I'm serious though, how often do we make our plans and not look to God at all. OK, so I can't speak for everyone, but I can speak for myself. This is something I've been working on... depending on the will of God above my own. It isn't always easy, in fact sometimes it's really hard. It's challenging enough to figure out what I want... then I have to make sure it fits with what Blake wants... but hold up... now I have to add in what God wants too! I can't assume that I will make my desires happen, and that doesn't come natural to me! I want to believe that I can make anything happen if I want it bad enough.
But that's not the truth! The truth is that God's will should be placed higher than my own will. I should seek His will first. I should seek His will above my own plans. I shouldn't depend on my plans.
I also shouldn't put things off.
I shouldn't say, "Oh, when this happens THEN I'll serve God is such and such way".... or "Well when I have a normal schedule, then I'll do my bible studies". Nope. I need to do those things the Lord calls me to do. I'm like mist-- only here for a moment. I've got no idea how much more time I've got.
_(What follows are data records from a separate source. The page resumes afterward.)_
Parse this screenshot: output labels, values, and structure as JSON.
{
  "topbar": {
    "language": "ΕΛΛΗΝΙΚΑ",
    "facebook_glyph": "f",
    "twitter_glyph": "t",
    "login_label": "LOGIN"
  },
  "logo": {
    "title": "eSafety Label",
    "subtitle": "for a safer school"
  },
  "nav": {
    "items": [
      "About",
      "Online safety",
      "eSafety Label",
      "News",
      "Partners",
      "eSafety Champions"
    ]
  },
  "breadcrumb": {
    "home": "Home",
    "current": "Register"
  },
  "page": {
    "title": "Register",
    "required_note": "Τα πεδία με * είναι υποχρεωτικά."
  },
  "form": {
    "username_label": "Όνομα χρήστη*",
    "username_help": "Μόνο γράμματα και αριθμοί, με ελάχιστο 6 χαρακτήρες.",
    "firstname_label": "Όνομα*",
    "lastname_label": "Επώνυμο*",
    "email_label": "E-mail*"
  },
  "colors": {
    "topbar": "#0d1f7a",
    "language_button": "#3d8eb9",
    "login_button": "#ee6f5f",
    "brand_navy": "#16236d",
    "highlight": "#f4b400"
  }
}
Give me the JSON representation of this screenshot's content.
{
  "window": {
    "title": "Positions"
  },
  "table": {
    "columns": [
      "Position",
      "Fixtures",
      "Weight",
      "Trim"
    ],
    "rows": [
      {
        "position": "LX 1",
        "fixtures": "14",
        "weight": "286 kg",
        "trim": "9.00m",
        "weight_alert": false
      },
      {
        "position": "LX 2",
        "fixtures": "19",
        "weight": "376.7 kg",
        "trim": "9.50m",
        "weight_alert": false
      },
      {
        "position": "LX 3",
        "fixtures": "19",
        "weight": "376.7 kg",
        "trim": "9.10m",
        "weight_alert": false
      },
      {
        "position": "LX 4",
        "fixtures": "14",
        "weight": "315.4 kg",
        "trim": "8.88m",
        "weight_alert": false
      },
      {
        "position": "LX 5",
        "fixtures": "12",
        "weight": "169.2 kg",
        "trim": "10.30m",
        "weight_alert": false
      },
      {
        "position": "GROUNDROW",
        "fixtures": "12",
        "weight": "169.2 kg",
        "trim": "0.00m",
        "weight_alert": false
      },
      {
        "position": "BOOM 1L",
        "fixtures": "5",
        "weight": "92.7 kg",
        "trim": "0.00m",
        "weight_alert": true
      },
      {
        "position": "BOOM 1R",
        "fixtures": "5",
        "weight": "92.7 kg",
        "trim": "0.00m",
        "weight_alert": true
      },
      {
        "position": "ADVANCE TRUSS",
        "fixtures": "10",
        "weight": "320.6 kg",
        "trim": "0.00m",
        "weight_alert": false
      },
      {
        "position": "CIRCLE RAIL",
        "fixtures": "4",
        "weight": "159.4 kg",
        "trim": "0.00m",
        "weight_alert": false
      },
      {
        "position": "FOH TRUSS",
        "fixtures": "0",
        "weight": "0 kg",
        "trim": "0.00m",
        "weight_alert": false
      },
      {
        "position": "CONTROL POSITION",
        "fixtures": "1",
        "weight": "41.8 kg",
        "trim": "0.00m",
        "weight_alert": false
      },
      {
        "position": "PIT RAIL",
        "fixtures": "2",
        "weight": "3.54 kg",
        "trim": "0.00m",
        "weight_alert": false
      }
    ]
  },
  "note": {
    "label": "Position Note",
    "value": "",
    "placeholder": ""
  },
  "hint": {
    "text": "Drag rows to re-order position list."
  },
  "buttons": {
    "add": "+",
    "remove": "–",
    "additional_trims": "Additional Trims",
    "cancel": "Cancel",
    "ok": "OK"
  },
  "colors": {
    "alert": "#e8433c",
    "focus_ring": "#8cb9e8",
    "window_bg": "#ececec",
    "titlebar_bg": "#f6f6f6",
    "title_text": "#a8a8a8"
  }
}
No, I don't want to be bound to my plans.
I want to be bound to God's plans! Those things He calls me to do are so much better than anything I could plan or dream up myself!
So I will continue to pray for His will to be revealed to me.
I just loved this passage so much. I've read it several times before, but it just had so much power this morning as I read it. Through this passage, I even believe God spoke to me.... helping me.
It's so incredible to feel God's presence as you read His word! I just love it! Glory be to God!